В архитектоническом коде роль грамматики выполняют правила построения значимых пространственных отношений. Организованные по этим правилам пространственные конструкции образуют «синтагмы» архитектонического кода. Однако существенное отличие пространственной синтагматики от временной состоит в том, что она не подчиняется принципу линейности означающего, по мысли Ф. де Соссюра, лежащему в основе всего лингвистического механизма. Пространственные синтагмы развернуты не в одном, а сразу в двух или трех измерениях. В частности, в системе архитектонического кода разные динамические значения приобретают формы, включенные в вертикальные и в горизонтальные пространственные синтагмы.
В вертикальной плоскости пространственные формы и их значимые конструкции имеют своим динамическим значением, прежде всего, отношения между образующими их массами и силой земного притяжения, преодолеваемой с помощью системы опор. Подчинение силе тяготения или ее преодоление визуально выражаются в архитектоническом коде как порядком размещения пространственных форм по вертикальной оси, так и внутренними пропорциями самих этих форм. В таком взаимном дополнении внешних и внутренних пространственных отношений можно видеть аналог взаимодействия синтаксических и морфологических признаков в речевых конструкциях.
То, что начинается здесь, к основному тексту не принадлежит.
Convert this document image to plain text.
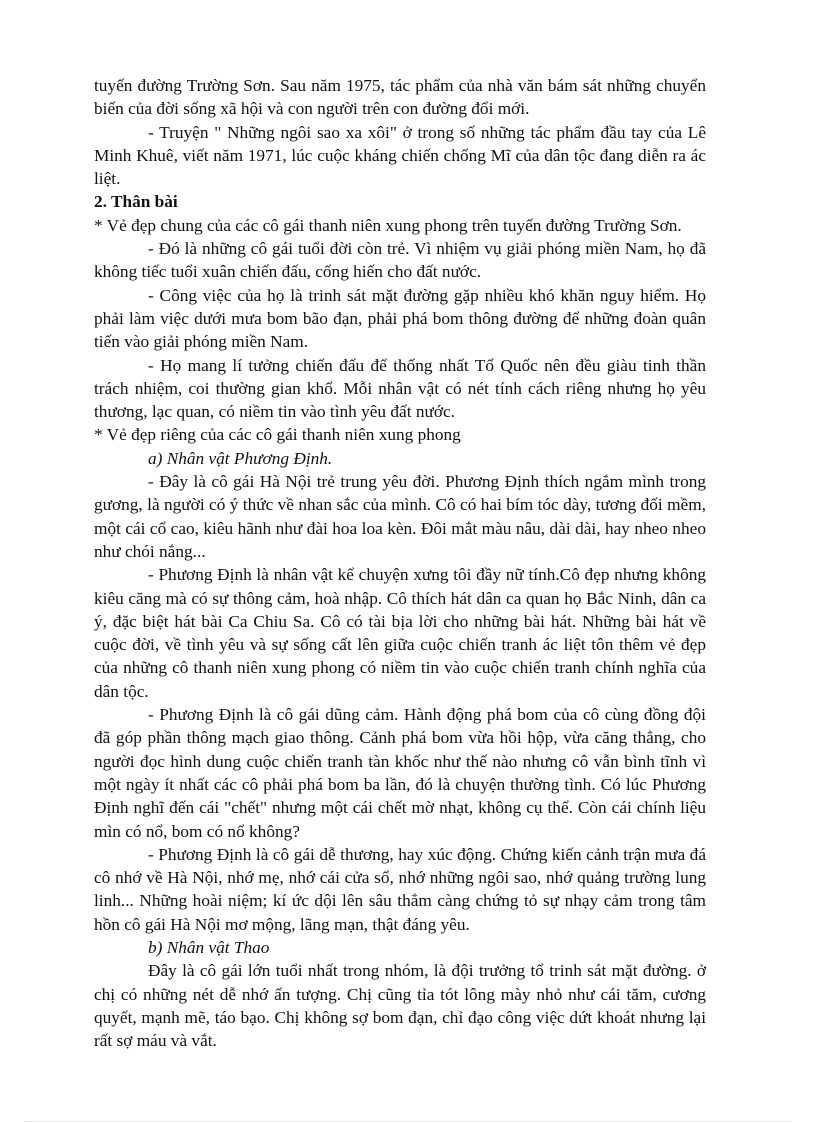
tuyến đường Trường Sơn. Sau năm 1975, tác phẩm của nhà văn bám sát những chuyển biến của đời sống xã hội và con người trên con đường đổi mới.

- Truyện " Những ngôi sao xa xôi" ở trong số những tác phẩm đầu tay của Lê Minh Khuê, viết năm 1971, lúc cuộc kháng chiến chống Mĩ của dân tộc đang diễn ra ác liệt.

2. Thân bài

* Vẻ đẹp chung của các cô gái thanh niên xung phong trên tuyến đường Trường Sơn.

- Đó là những cô gái tuổi đời còn trẻ. Vì nhiệm vụ giải phóng miền Nam, họ đã không tiếc tuổi xuân chiến đấu, cống hiến cho đất nước.

- Công việc của họ là trinh sát mặt đường gặp nhiều khó khăn nguy hiểm. Họ phải làm việc dưới mưa bom bão đạn, phải phá bom thông đường để những đoàn quân tiến vào giải phóng miền Nam.

- Họ mang lí tưởng chiến đấu để thống nhất Tổ Quốc nên đều giàu tinh thần trách nhiệm, coi thường gian khổ. Mỗi nhân vật có nét tính cách riêng nhưng họ yêu thương, lạc quan, có niềm tin vào tình yêu đất nước.

* Vẻ đẹp riêng của các cô gái thanh niên xung phong

a) Nhân vật Phương Định.

- Đây là cô gái Hà Nội trẻ trung yêu đời. Phương Định thích ngắm mình trong gương, là người có ý thức về nhan sắc của mình. Cô có hai bím tóc dày, tương đối mềm, một cái cổ cao, kiêu hãnh như đài hoa loa kèn. Đôi mắt màu nâu, dài dài, hay nheo nheo như chói nắng...

- Phương Định là nhân vật kể chuyện xưng tôi đầy nữ tính.Cô đẹp nhưng không kiêu căng mà có sự thông cảm, hoà nhập. Cô thích hát dân ca quan họ Bắc Ninh, dân ca ý, đặc biệt hát bài Ca Chiu Sa. Cô có tài bịa lời cho những bài hát. Những bài hát về cuộc đời, về tình yêu và sự sống cất lên giữa cuộc chiến tranh ác liệt tôn thêm vẻ đẹp của những cô thanh niên xung phong có niềm tin vào cuộc chiến tranh chính nghĩa của dân tộc.

- Phương Định là cô gái dũng cảm. Hành động phá bom của cô cùng đồng đội đã góp phần thông mạch giao thông. Cảnh phá bom vừa hồi hộp, vừa căng thẳng, cho người đọc hình dung cuộc chiến tranh tàn khốc như thế nào nhưng cô vẫn bình tĩnh vì một ngày ít nhất các cô phải phá bom ba lần, đó là chuyện thường tình. Có lúc Phương Định nghĩ đến cái "chết" nhưng một cái chết mờ nhạt, không cụ thể. Còn cái chính liệu mìn có nổ, bom có nổ không?

- Phương Định là cô gái dễ thương, hay xúc động. Chứng kiến cảnh trận mưa đá cô nhớ về Hà Nội, nhớ mẹ, nhớ cái cửa sổ, nhớ những ngôi sao, nhớ quảng trường lung linh... Những hoài niệm; kí ức dội lên sâu thẳm càng chứng tỏ sự nhạy cảm trong tâm hồn cô gái Hà Nội mơ mộng, lãng mạn, thật đáng yêu.

b) Nhân vật Thao

Đây là cô gái lớn tuổi nhất trong nhóm, là đội trưởng tổ trinh sát mặt đường. ở chị có những nét dễ nhớ ấn tượng. Chị cũng tỉa tót lông mày nhỏ như cái tăm, cương quyết, mạnh mẽ, táo bạo. Chị không sợ bom đạn, chỉ đạo công việc dứt khoát nhưng lại rất sợ máu và vắt.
Благодаря тому, что функция формы в конструкции выражается не только порядком, но и особенностями самих этих форм, возникает их взаимное согласие в целой конструкции, которое можно сравнить с согласованием слов в предложении. Форма капители в античном ордере согласована с лежащим на ней карнизом, с одной стороны, и стволом колонны – с другой. Горизонтальная плоскость, которой сверху заканчивается капитель, указывает на требуемое ордерной системой продолжение – положенную на нее горизонтальную балку. Без этого форма остается зрительно незавершенной, неполной. Противоположное значение имеет острое или закругленное завершение вертикального ряда (например, шпиль, купол, тимпан, акротерий и т. п.), которое зрительно исключает дальнейшее развитие конструкции вверх и как бы ставит точку в вертикальной синтагме. Выше ее может быть только пустое пространство, без которого и вершина шпиля не воспринималась бы как крайняя точка конструкции.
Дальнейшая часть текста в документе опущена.